Il volume si compone di tre sezioni, la prima offre riflessioni su alcuni testi cardine, Aldo Tollini traduce e aiuta a decifrare il Trattato dell’arte della spada del maestro Ittosai, un testo scritto da Yoshinao Kotoda nel diciasettesimo secolo che molto ha influenzato le arti marziali dell’arcipelago. Segue un’erudita cavalcata nel Rgveda e nella cultura indiana del sacrificio, affrontata da Krishna Del Toso dal punto di vista della pratica marziale, e da un’interessante interpretazione di un capitolo de Il libro dei cinque anelli scritto dal famoso guerriero giapponese Musashi Miyamoto. Secondo Leonardo Vittorio Arena il libro, e la sezione presa in considerazione in particolare, danno una visione dove il mondo è visto come insignificante e «nudo», ma è proprio in questo nonsense che grazie alla pratica portata avanti dal guerriero «la vita intera diviene meditazione».

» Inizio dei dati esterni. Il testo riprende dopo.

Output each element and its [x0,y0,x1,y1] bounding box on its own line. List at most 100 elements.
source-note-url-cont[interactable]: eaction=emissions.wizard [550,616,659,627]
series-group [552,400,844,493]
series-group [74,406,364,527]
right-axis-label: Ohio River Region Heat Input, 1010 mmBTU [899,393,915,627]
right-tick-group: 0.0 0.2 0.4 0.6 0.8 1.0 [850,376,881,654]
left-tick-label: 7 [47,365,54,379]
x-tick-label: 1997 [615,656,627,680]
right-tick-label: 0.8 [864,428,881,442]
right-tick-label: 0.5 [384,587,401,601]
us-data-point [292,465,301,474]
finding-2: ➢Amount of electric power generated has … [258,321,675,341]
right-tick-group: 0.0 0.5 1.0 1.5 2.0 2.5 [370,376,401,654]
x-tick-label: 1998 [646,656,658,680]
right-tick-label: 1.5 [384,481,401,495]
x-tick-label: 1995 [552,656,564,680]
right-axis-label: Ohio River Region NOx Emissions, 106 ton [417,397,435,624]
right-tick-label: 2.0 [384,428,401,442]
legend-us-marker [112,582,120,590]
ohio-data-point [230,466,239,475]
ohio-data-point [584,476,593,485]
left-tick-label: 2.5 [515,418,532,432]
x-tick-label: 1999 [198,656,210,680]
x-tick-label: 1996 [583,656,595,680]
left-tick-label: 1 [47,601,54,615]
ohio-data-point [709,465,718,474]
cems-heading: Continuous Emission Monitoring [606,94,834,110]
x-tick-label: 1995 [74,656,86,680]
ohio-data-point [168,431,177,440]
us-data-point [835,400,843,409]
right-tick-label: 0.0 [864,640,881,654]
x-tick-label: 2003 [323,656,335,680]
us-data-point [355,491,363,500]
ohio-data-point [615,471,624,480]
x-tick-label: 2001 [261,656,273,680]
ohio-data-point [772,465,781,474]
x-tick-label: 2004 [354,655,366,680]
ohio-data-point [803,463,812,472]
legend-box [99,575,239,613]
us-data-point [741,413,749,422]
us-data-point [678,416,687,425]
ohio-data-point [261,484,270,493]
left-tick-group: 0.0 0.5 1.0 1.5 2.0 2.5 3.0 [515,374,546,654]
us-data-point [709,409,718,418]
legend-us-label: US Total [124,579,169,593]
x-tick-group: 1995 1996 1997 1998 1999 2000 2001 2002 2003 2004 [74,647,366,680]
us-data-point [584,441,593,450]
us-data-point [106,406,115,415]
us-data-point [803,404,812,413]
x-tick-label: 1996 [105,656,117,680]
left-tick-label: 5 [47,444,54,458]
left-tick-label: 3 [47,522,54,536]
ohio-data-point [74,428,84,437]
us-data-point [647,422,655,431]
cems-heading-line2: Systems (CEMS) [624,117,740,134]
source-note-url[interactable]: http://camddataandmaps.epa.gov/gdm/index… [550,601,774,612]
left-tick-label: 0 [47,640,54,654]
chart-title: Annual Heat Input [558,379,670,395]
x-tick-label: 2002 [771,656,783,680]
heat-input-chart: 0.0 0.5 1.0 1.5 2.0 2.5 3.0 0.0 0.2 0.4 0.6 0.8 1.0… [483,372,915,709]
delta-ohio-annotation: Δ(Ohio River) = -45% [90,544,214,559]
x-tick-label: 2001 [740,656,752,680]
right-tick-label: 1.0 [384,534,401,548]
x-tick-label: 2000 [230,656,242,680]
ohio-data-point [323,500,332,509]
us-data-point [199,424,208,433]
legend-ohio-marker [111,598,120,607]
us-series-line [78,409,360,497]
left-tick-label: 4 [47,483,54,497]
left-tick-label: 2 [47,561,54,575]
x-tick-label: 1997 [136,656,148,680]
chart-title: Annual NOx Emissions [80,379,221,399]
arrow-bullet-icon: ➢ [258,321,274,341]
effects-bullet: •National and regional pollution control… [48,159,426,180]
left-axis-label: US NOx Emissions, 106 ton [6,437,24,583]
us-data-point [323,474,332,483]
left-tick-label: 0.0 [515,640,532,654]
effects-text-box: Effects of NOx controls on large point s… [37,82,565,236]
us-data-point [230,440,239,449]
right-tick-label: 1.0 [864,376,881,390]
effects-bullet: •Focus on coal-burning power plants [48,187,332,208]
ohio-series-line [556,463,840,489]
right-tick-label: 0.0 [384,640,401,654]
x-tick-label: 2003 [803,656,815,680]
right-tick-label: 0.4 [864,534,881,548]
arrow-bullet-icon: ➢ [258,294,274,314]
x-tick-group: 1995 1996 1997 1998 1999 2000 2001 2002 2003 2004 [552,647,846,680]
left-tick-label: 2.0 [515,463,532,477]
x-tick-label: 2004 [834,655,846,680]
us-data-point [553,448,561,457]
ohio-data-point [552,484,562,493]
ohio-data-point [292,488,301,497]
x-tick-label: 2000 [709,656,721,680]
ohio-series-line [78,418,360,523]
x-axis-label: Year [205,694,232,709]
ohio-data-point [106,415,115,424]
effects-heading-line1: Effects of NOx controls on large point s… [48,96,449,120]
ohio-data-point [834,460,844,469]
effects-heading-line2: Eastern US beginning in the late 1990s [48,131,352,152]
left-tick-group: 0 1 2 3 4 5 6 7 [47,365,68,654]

La seconda parte del volume si riallaccia più direttamente con quanto scritto in apertura, trovare cioè la filosofia in pratiche marziali «concrete» come l’aikido giapponese e il taijiquan cinese. Uno degli scritti più profondi in questo senso è quello di Marco Favretti sull’aikido, definita come una «pratica in grado di costruire un linguaggio capace di liberare il corpo e consentire l’accesso a una percezione della propria individualità non basata sull’appartenenza a un collettivo sociale o culturale» e di liberare una spiritualità sganciata dalle religioni e che si manifesta attraverso il corpo. Quest’arte marziale, benché nata come scontro violento, si evolve anche in pratica che combatte la violenza alla sua radice, dimostrando e creando la consapevolezza nell’aikidoka di come essa nasca ogni qualvolta ci si imbatta nell’altro da sé e da esso si è intimoriti. Sganciato dalle finalità marziali è anche il moderno taijiquan, antichissima arte marziale cinese che nel corso dei secoli ha assunto forme diverse, o meglio sarebbe dire, fini diversi. Sia essa meditazione in movimento, ginnastica medica o alchimia interiore influenzata dal taoismo esoterico, in questa pratica, scrive Salvatore Giammusso, il corpo si muove nel mondo come un elemento naturale, come l’acqua, o come il vento, e questo perché la divisione fra io e mondo non esiste più. Il lavoro fatto sul corpo è speculare a quello fatto nello spirito, e in realtà non esiste distinzione, nella sua ricognizione sull’incredibile molteplicità di arti marziali cinesi, Luigi Zanini scrive come ciò che accomuna gli stili interni del Gungfu sia proprio la capacità di allenare l’unità di mente, corpo e spirito. Una pratica che rende «l’essere umano altamente aperto e concentrato al contempo, capace di sviluppare nuove abilità e di evolversi (…) L’arte marziale rimane un’autentica autostrada verso la consapevolezza di sé, e il primo mattone è sempre la pratica».

La capacità dell’essere umano di trasformarsi è al centro dell’ultima sezione del volume, dove le esperienze dei singoli autori sottolineano e mettono in evidenza come le arti marziali siano anche educazione. Per Francesca Antonacci esse sono come il gioco, libere e indicano una possibile e vera pratica educativa che si sottragga alla mera trasmissione di un qualcosa da passare come un pacco e quindi anche della logica produzione-consumo. Continua sulle stesse note lo scritto di Andrea Zhok che praticando il karate da decenni, ma avendo anche a che fare con le parole in qualità di professore di filosofia, nota come le parole non abbiano la forza trasformativa della pratica vissuta, condivisa e trasferita attraverso l’insegnamento corpo a corpo. Educare ed educarsi al conflitto ed alla violenza codificata, in un atto scevro dal rozzo machismo e da pulsioni superomistiche, come scrive Ghilardi nello scritto che conclude il volume, significa prima di tutto saper mettersi in discussione attraverso una pratica che costantemente si confronti con l’alterità, «Ogni colpo ricevuto, ogni atterramento, ogni knockout, ogni ippon subìto è un’esperienza di morte dell’io; imparare a reggere tale frustrazione, senza poi reagire in maniera incontrollata, è un tipo di insegnamento a maggior ragione fondamentale, in un’epoca in cui molti disagi psichici dipendono proprio dall’incapacità dei soggetti – spesso adolescenti, ma non solo – di gestire il fallimento, la frustrazione, le ferite narcisistiche».